En ces circonstances, la réapparition d’Idaho sur la map slowcore est un soulagement. Lapse laisse d’abord l’impression d’un retour au son brut, distordu et dissonant des années 1990, par le prisme évident des guitares quatre-corde, signature indissociable du son de Jeff Martin à cette époque. Une signature qui s’était diluée depuis le nouveau millénaire par la proéminence de claviers et de textures ambient. You Were a Dick (2011) et The Lone Gunman (2005) tendaient ainsi vers des compositions très cinématographiques et à la fois personnelles. 

Les dix nouvelles compositions qui constituent ce 10e opus renouent donc vers une approche live, organique, appuyée par une batterie mixée en avant.  Celle-ci d’ailleurs ouvre le titre inaugural, Kamikaze, tout en lévitation via une superbe trainée de bottleneck jouant sur le larsen, un titre qui semble tout droit sorti des sessions de Three Sheets to the Wind (1996) et The Forbidden EP (1997). Nous sommes d’emblée en terrain conquis. 

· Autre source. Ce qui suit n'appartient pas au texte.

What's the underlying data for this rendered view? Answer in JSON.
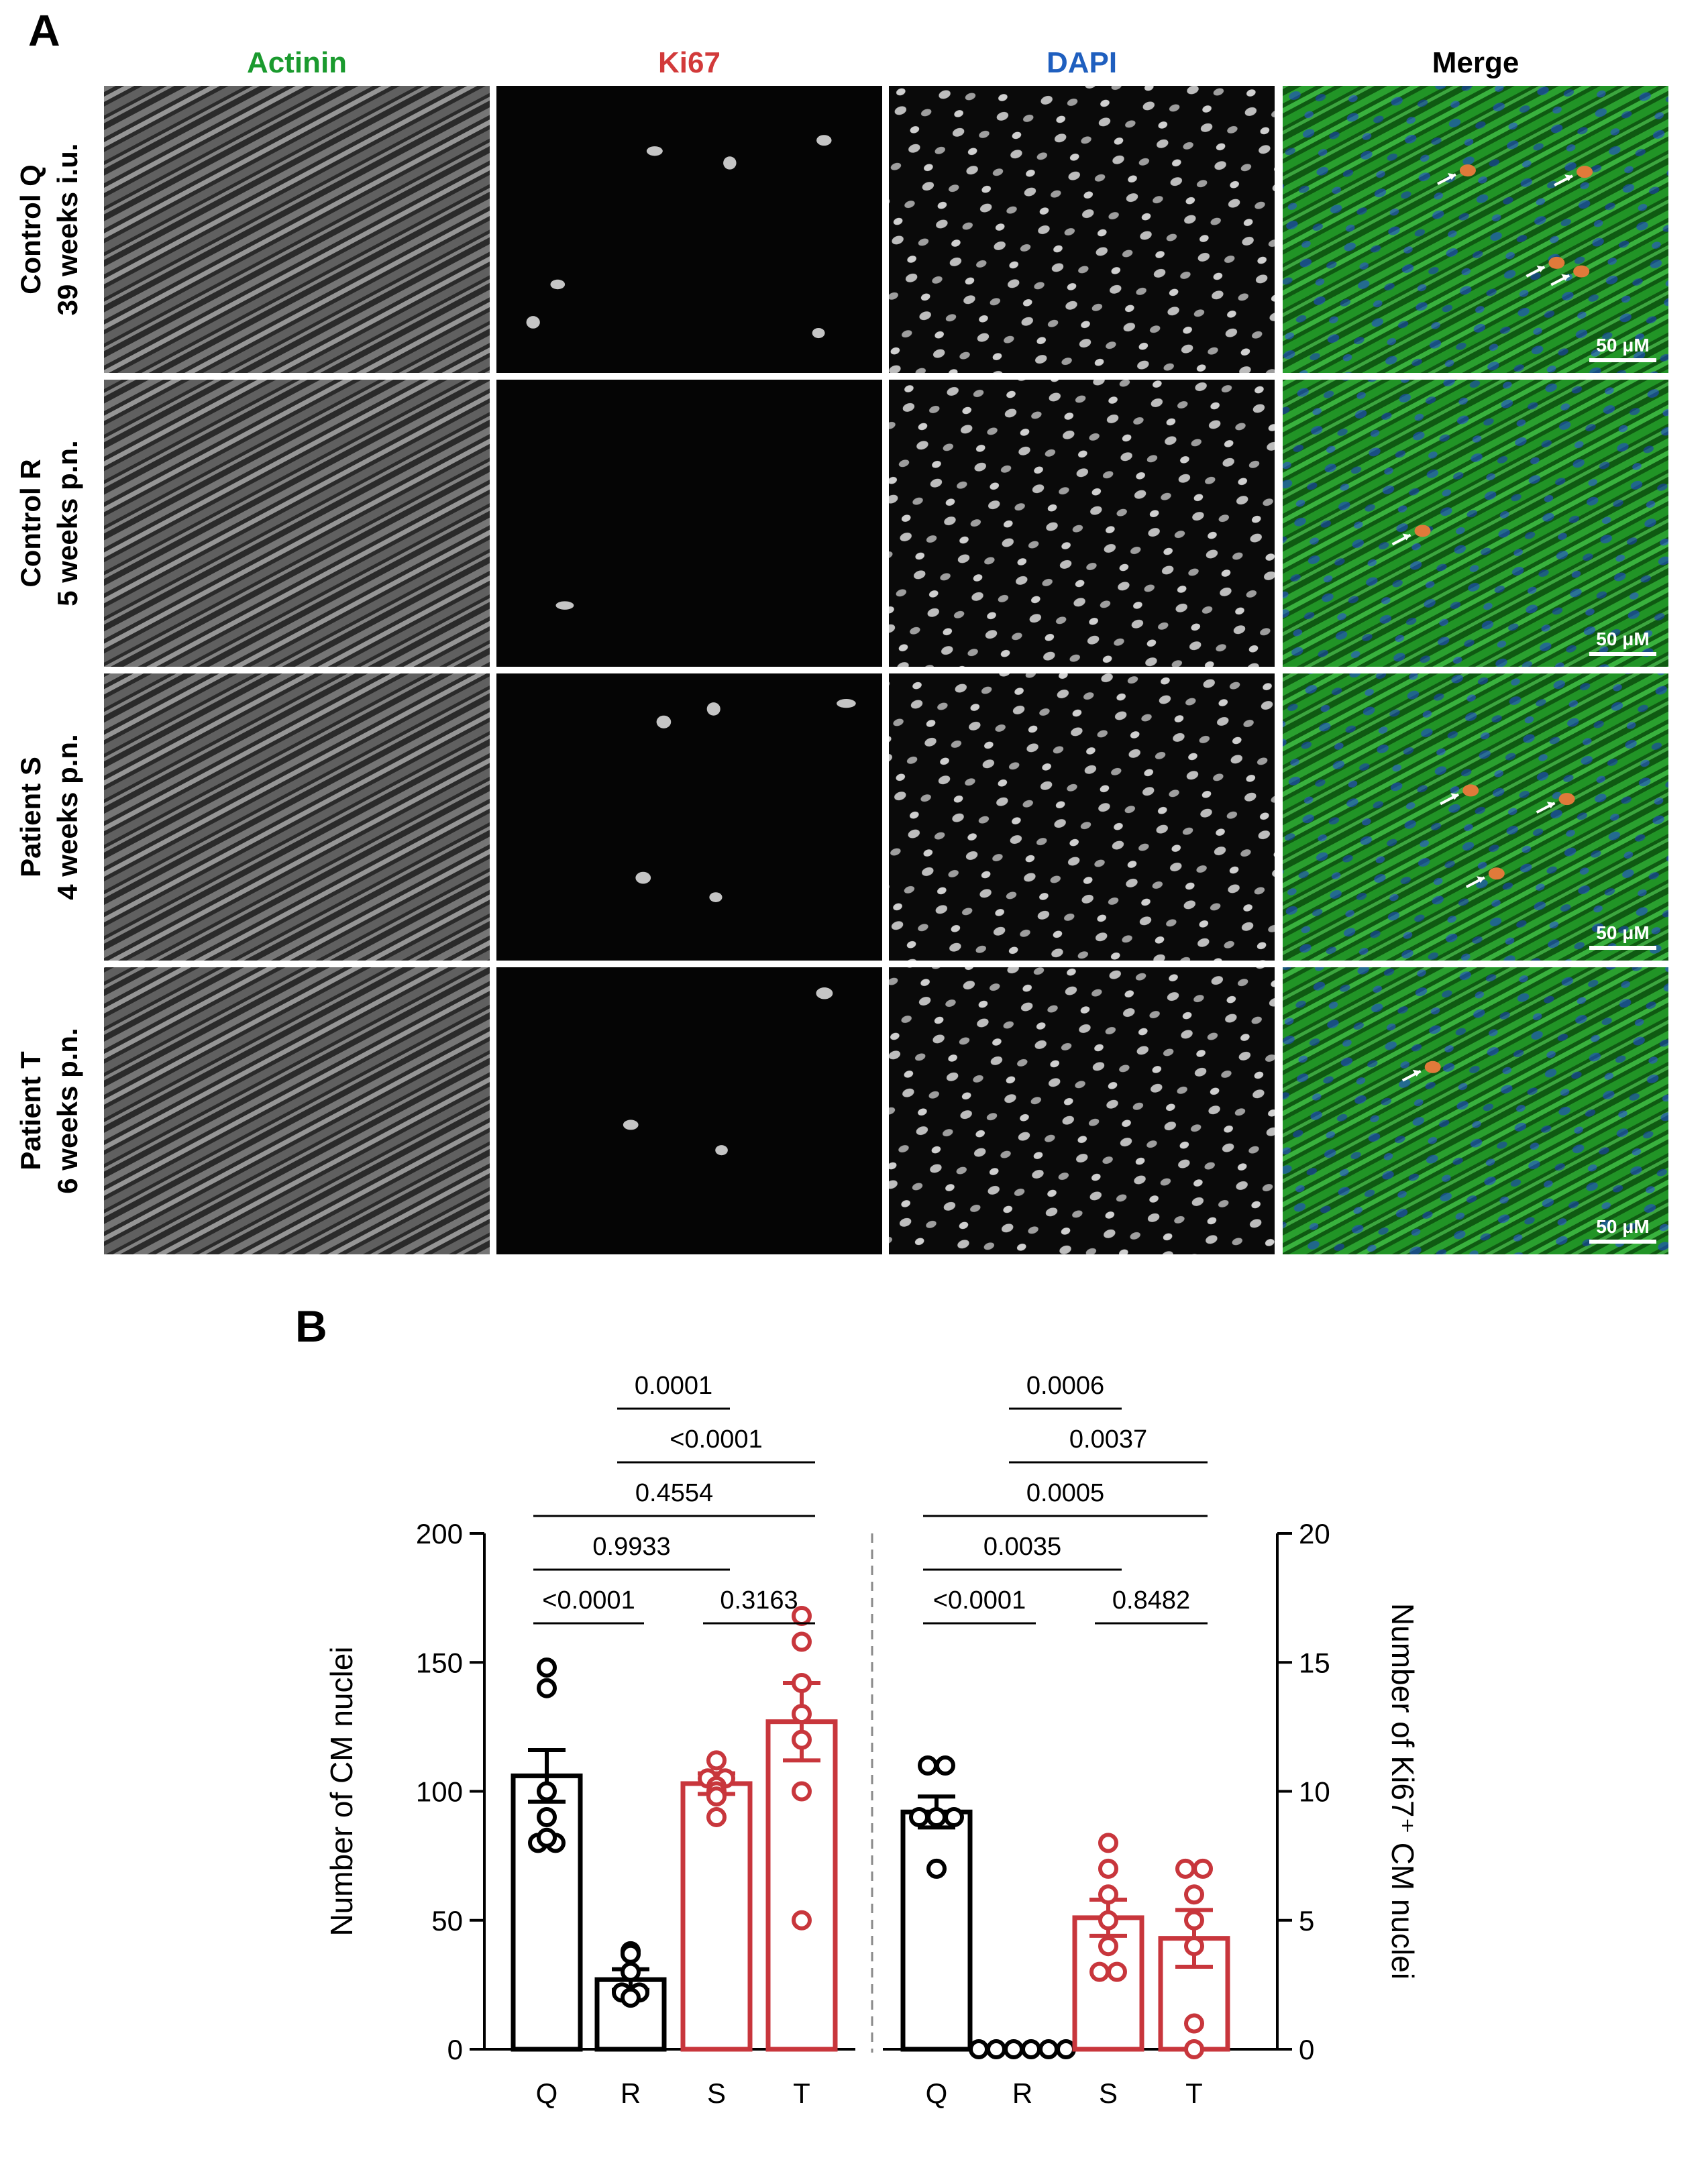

Ce recentrage autour des quatre-cordes fait manifestement suite à un bouleversement de méthode pour le cerveau en  chef et multi instrumentiste Jeff Martin. Depuis la majestueuse trilogie Alas/Heart of Palm/Levitate, on sait que la tête-pendante d’Idaho a pris l’habitude de composer et enregistrer en solitaire, quasi en autarcie. La rupture (ou le déclic) aujourd’hui vient du guitariste Robby Fronzo. Une jeune recrue dont l’apport sur l’album a été déterminant, assure Martin, à l’époque un peu perdu dans son processus solitaire. Ce dernier raconte dans le livret que les sessions d’enregistrement commencé en janvier 2022, se sont déroulées dans la maison de sa mère, isolée dans le désert californien. Fronzo a ainsi contribué à compléter les pièces complexes du puzzle. L’environnement aride aurait aussi influé sur le contenu de l’album, et cela s’entend. 

Si le caractère épuré et ralenti des compositions peut d’abord paraître un peu monolithique, au fil des écoutes, des contrastes, des tonalités subtiles se révèlent, notamment sur West Side (teinté en arrière-plan d’un Wurlitzer, orgue,et pour la touche exotique marimba et shaker) ou encore Snakes aux beaux arpèges lacrymales, encore délicatement souligné d’un Wurlitzer. La voix sur la brèche de Jeff Martin, à la fois douce et inquiète, n’a quant à elle rien perdu de son pouvoir de séduction. Spécialement sur le cotonneux Somehow, qui nous prépare pour un alunissage tout en grâce sur les terres d’Alas (1998). Across The Sky, est un des grands sommets du disque, nous enveloppe gracieusement de son feedback lancinant.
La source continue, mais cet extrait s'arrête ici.